For the first implementation I would suggest we do the single column case only, since that is the thing everyone is agreed on, and covers most of the real world use cases.

Yes this is exactly what was done in the PR https://github.com/facebookincubator/velox/pull/8728. It only pushes single column filters and the rest are evaluated as remaining filters. All rest optimizations are not included in this PR. Your review is much appreciated. I'll ping you when the tests pass.

Actually this particular optimization(push down disjunctives) is the last thing I may want to try, since it requires lots of code change and thus bigger risk. The other mentioned optimizations, e.g. logical expression simplifications and caching, will be tried first, if necessary. So we agree on this.

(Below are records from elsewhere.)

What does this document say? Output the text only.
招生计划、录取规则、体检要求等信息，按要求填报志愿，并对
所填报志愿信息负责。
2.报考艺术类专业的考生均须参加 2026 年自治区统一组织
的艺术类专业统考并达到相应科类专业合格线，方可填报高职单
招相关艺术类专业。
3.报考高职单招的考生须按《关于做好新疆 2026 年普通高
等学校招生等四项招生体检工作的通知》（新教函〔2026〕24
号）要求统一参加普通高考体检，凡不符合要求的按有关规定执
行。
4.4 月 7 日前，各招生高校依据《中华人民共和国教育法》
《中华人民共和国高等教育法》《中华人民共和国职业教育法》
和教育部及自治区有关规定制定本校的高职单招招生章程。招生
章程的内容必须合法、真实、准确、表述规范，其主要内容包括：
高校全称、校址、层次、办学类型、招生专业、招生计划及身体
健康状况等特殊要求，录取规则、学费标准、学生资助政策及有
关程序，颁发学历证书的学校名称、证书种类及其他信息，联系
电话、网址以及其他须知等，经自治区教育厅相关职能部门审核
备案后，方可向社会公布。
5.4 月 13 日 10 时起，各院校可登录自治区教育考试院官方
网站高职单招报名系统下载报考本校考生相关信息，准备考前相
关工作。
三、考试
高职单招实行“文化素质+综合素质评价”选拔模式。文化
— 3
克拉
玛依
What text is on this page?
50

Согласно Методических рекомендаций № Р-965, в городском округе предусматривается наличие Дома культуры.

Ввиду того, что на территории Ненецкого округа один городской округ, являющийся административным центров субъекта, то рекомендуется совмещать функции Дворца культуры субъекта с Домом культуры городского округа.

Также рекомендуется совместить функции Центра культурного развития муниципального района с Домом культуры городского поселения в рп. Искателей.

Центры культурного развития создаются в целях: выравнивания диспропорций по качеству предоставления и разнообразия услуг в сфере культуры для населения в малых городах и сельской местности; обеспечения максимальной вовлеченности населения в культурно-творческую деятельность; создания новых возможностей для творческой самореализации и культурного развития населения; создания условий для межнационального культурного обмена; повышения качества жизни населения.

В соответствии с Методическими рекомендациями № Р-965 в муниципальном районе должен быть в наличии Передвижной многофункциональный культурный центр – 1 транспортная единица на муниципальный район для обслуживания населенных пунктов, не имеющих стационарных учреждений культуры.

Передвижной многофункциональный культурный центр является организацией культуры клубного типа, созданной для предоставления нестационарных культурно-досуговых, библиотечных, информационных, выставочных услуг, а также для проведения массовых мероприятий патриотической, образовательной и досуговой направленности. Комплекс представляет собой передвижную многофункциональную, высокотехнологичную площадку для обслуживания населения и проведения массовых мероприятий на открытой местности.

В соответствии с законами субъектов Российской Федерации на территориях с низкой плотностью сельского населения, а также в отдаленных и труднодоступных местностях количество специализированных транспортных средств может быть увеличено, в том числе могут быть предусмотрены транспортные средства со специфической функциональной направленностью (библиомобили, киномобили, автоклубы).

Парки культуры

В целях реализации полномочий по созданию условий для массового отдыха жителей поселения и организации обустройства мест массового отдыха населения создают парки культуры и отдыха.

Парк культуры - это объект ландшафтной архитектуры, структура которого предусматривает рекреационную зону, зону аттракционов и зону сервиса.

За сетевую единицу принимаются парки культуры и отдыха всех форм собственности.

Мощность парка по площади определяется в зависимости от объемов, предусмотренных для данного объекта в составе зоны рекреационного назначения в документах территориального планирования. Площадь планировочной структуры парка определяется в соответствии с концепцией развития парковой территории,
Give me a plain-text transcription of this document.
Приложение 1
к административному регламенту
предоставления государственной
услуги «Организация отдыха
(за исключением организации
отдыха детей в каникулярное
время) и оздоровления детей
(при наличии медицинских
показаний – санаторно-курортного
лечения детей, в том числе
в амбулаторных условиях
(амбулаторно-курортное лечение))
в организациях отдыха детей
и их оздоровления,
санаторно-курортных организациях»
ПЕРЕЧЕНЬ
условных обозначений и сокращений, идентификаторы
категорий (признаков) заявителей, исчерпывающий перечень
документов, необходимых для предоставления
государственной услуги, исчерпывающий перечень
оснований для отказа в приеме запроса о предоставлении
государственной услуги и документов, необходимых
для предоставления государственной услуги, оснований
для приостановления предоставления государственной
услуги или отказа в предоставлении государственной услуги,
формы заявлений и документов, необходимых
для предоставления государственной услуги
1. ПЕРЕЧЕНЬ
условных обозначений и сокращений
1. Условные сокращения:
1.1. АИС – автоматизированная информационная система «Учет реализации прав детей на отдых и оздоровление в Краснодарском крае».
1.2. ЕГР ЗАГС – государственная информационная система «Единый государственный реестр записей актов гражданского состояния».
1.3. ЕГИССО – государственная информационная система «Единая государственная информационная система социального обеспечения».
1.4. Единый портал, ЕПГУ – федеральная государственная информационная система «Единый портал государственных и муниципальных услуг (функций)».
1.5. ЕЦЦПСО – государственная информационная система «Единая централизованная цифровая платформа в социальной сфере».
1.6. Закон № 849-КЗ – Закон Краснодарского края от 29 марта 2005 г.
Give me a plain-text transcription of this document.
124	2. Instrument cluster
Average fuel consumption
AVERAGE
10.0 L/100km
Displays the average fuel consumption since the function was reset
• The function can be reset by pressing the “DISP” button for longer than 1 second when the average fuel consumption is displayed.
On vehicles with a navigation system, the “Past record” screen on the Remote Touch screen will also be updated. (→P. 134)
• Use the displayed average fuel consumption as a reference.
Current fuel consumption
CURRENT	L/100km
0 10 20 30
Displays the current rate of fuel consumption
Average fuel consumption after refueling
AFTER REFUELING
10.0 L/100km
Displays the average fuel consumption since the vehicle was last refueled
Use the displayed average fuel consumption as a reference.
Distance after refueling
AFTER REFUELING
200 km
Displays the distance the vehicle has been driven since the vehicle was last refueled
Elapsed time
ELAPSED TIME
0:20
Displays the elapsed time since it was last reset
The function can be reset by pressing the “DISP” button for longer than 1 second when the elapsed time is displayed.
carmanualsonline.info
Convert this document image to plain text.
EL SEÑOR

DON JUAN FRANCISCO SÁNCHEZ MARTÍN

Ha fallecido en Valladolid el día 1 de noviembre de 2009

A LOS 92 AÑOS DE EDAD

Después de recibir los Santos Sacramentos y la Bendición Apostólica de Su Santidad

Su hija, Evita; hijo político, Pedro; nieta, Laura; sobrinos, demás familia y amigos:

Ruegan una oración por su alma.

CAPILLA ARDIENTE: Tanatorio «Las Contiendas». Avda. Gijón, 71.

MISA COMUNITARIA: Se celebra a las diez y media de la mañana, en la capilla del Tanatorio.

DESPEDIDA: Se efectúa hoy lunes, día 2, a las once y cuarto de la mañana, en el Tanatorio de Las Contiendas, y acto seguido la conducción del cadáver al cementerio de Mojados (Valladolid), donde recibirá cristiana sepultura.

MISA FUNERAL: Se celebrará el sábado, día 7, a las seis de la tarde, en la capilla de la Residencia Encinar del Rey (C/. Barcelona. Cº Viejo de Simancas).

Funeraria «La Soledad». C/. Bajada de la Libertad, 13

Yuhta commented 4 months ago

if we can evaluate the filter on ENCODED data.

That's the only way to achieve it. However I am not sure if the gain worth it, it might be still slower than just copying the key columns out and probing a hash table.

(b = 1 OR c = 1) AND (b = 1 OR c = 2)

Sorry I made a mistake, the relevant expression should be (b = 1 AND c = 1) OR (b = 2 AND c = 2). In this case we can use a single hash table supporting 2 column keys, but with the remaining filter approach we can only get an half-working filter on each column, and the filtering expression evaluation is still not avoidable.